CHIP Error Tolerance

In all current CHIP courses, the default tolerance allowed for essentially all of the numerical answers is 1 % of the correct answer. Please read on to see what correct answer refers to as far as these CHIP problems are concerned.

  1. How CHIP correct answers are arrived at:

    Unless otherwise noted, treat all numerical values given in CHIP problems as if they were exact. Use the physical and other constants as provided in the tables linked from CHIP or in your texts. Do not round the values at intermediate stages. Enter at least 3 significant figures in all numerical answers you put in CHIP answer boxes.

  2. 1 % error tolerance:

    1 % error tolerance means that any answer which is within 1 % deviation in either direction from the correct answer as above will be accepted as correct. In cases where the correct answer happens to be either anomalously small or even zero for some randomly generated input values in the problem, we try to allow a reasonable absolute tolerance rather than the default 1 %. Also for occasional problems which clearly demand more (or less) accuracy, this limit may be tightened or relaxed as necessary (and a statement to this effect will be provided).

  3. Common mistakes:

  4. Is physics about giving many significant digits?

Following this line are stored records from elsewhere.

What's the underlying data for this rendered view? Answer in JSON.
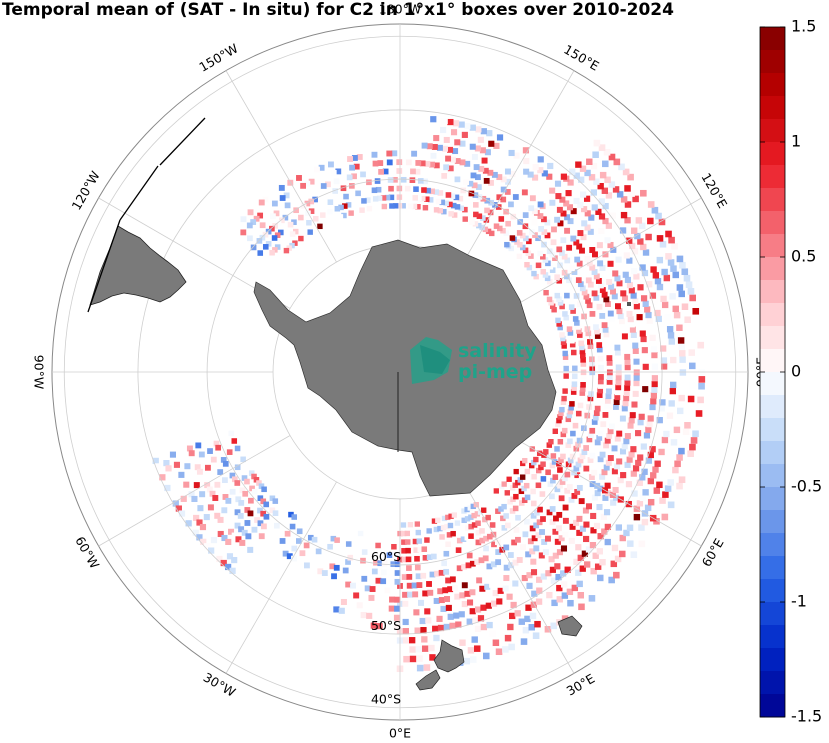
{
  "title": "Temporal mean of (SAT - In situ) for C2 in 1°x1° boxes over 2010-2024",
  "map": {
    "projection": "south-polar-stereographic",
    "lon_labels": [
      {
        "text": "0°E",
        "lon": 0
      },
      {
        "text": "30°E",
        "lon": 30
      },
      {
        "text": "60°E",
        "lon": 60
      },
      {
        "text": "90°E",
        "lon": 90
      },
      {
        "text": "120°E",
        "lon": 120
      },
      {
        "text": "150°E",
        "lon": 150
      },
      {
        "text": "180°W",
        "lon": 180
      },
      {
        "text": "150°W",
        "lon": -150
      },
      {
        "text": "120°W",
        "lon": -120
      },
      {
        "text": "90°W",
        "lon": -90
      },
      {
        "text": "60°W",
        "lon": -60
      },
      {
        "text": "30°W",
        "lon": -30
      }
    ],
    "lat_labels": [
      {
        "text": "60°S",
        "lat": -60
      },
      {
        "text": "50°S",
        "lat": -50
      },
      {
        "text": "40°S",
        "lat": -40
      }
    ],
    "land_color": "#7a7a7a",
    "grid_color": "#cfcfcf"
  },
  "colorbar": {
    "min": -1.5,
    "max": 1.5,
    "ticks": [
      {
        "value": 1.5,
        "label": "1.5"
      },
      {
        "value": 1,
        "label": "1"
      },
      {
        "value": 0.5,
        "label": "0.5"
      },
      {
        "value": 0,
        "label": "0"
      },
      {
        "value": -0.5,
        "label": "-0.5"
      },
      {
        "value": -1,
        "label": "-1"
      },
      {
        "value": -1.5,
        "label": "-1.5"
      }
    ],
    "colors": {
      "negative_end": "#00008f",
      "mid": "#ffffff",
      "positive_end": "#800000"
    }
  },
  "logo": {
    "line1": "salinity",
    "line2": "pi-mep",
    "color": "#1fa38a"
  }
}
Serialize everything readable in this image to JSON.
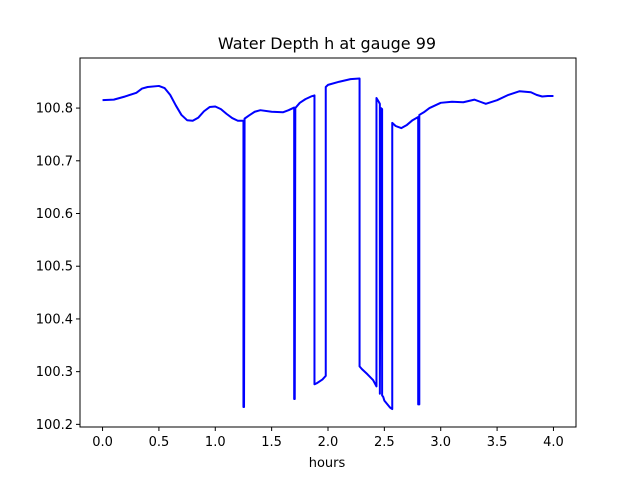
{
  "chart_data": {
    "type": "line",
    "title": "Water Depth h at gauge 99",
    "xlabel": "hours",
    "ylabel": "",
    "xlim": [
      -0.2,
      4.2
    ],
    "ylim": [
      100.195,
      100.895
    ],
    "xticks": [
      {
        "value": 0.0,
        "label": "0.0"
      },
      {
        "value": 0.5,
        "label": "0.5"
      },
      {
        "value": 1.0,
        "label": "1.0"
      },
      {
        "value": 1.5,
        "label": "1.5"
      },
      {
        "value": 2.0,
        "label": "2.0"
      },
      {
        "value": 2.5,
        "label": "2.5"
      },
      {
        "value": 3.0,
        "label": "3.0"
      },
      {
        "value": 3.5,
        "label": "3.5"
      },
      {
        "value": 4.0,
        "label": "4.0"
      }
    ],
    "yticks": [
      {
        "value": 100.2,
        "label": "100.2"
      },
      {
        "value": 100.3,
        "label": "100.3"
      },
      {
        "value": 100.4,
        "label": "100.4"
      },
      {
        "value": 100.5,
        "label": "100.5"
      },
      {
        "value": 100.6,
        "label": "100.6"
      },
      {
        "value": 100.7,
        "label": "100.7"
      },
      {
        "value": 100.8,
        "label": "100.8"
      }
    ],
    "grid": false,
    "series": [
      {
        "color": "#0000ff",
        "x": [
          0.0,
          0.1,
          0.2,
          0.3,
          0.35,
          0.4,
          0.5,
          0.55,
          0.6,
          0.65,
          0.7,
          0.75,
          0.8,
          0.85,
          0.9,
          0.95,
          1.0,
          1.05,
          1.1,
          1.15,
          1.2,
          1.25,
          1.25,
          1.255,
          1.26,
          1.3,
          1.35,
          1.4,
          1.5,
          1.6,
          1.65,
          1.7,
          1.7,
          1.705,
          1.71,
          1.75,
          1.8,
          1.85,
          1.88,
          1.88,
          1.9,
          1.95,
          1.98,
          1.98,
          2.0,
          2.1,
          2.2,
          2.28,
          2.28,
          2.3,
          2.35,
          2.4,
          2.43,
          2.43,
          2.45,
          2.46,
          2.46,
          2.47,
          2.48,
          2.48,
          2.49,
          2.5,
          2.55,
          2.57,
          2.57,
          2.6,
          2.65,
          2.7,
          2.75,
          2.8,
          2.8,
          2.81,
          2.81,
          2.85,
          2.9,
          3.0,
          3.1,
          3.2,
          3.3,
          3.35,
          3.4,
          3.5,
          3.6,
          3.7,
          3.8,
          3.85,
          3.9,
          3.95,
          4.0
        ],
        "y": [
          100.815,
          100.816,
          100.822,
          100.829,
          100.837,
          100.84,
          100.842,
          100.838,
          100.825,
          100.805,
          100.787,
          100.777,
          100.776,
          100.782,
          100.794,
          100.802,
          100.803,
          100.798,
          100.789,
          100.781,
          100.776,
          100.776,
          100.233,
          100.233,
          100.78,
          100.786,
          100.793,
          100.796,
          100.793,
          100.792,
          100.796,
          100.801,
          100.248,
          100.248,
          100.8,
          100.81,
          100.817,
          100.822,
          100.824,
          100.276,
          100.278,
          100.285,
          100.292,
          100.84,
          100.844,
          100.85,
          100.855,
          100.856,
          100.31,
          100.305,
          100.295,
          100.284,
          100.272,
          100.819,
          100.812,
          100.808,
          100.258,
          100.8,
          100.798,
          100.255,
          100.252,
          100.245,
          100.232,
          100.229,
          100.772,
          100.766,
          100.762,
          100.768,
          100.777,
          100.783,
          100.238,
          100.238,
          100.787,
          100.792,
          100.8,
          100.81,
          100.812,
          100.811,
          100.816,
          100.812,
          100.808,
          100.815,
          100.825,
          100.832,
          100.83,
          100.825,
          100.822,
          100.823,
          100.823
        ]
      }
    ]
  }
}
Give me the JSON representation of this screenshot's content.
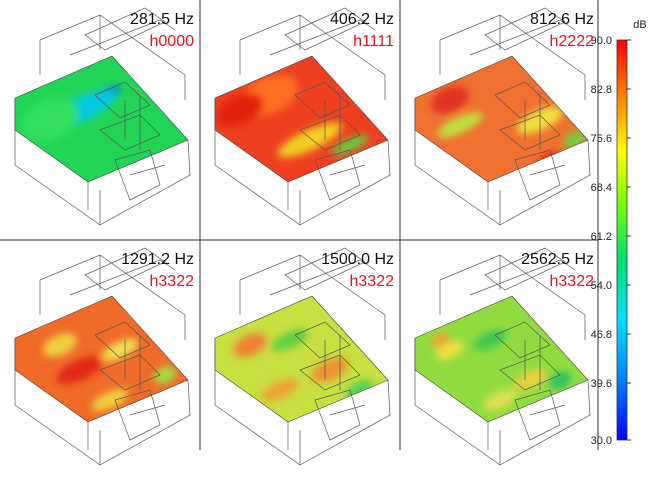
{
  "panels": [
    {
      "frequency": "281.5 Hz",
      "code": "h0000"
    },
    {
      "frequency": "406.2 Hz",
      "code": "h1111"
    },
    {
      "frequency": "812.6 Hz",
      "code": "h2222"
    },
    {
      "frequency": "1291.2 Hz",
      "code": "h3322"
    },
    {
      "frequency": "1500.0 Hz",
      "code": "h3322"
    },
    {
      "frequency": "2562.5 Hz",
      "code": "h3322"
    }
  ],
  "colorbar": {
    "unit": "dB",
    "ticks": [
      "90.0",
      "82.8",
      "75.6",
      "68.4",
      "61.2",
      "54.0",
      "46.8",
      "39.6",
      "30.0"
    ]
  }
}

    No! Physics is not about calculating many digits per se, but it is about analyzing the essential features of a problem, applying the underlying concepts, and obtaining quantitative results. The result in numerical form must be given only to the precision warranted by the input data. However, the CHIP exercises are providing a hypothetical environment where all input data are treated as if they were exact - primarily because the original sources of many of the CHIP problems do not consistently specify the accuracies of the input numbers and also because of the need to produce randomized input numbers. In light of this situation, we decided that CHIP exercises will mainly test your understanding of which concepts are relevant and how they apply quantitatively - rather than the specific relationships between the precision of the input data and that of the resulting predictions.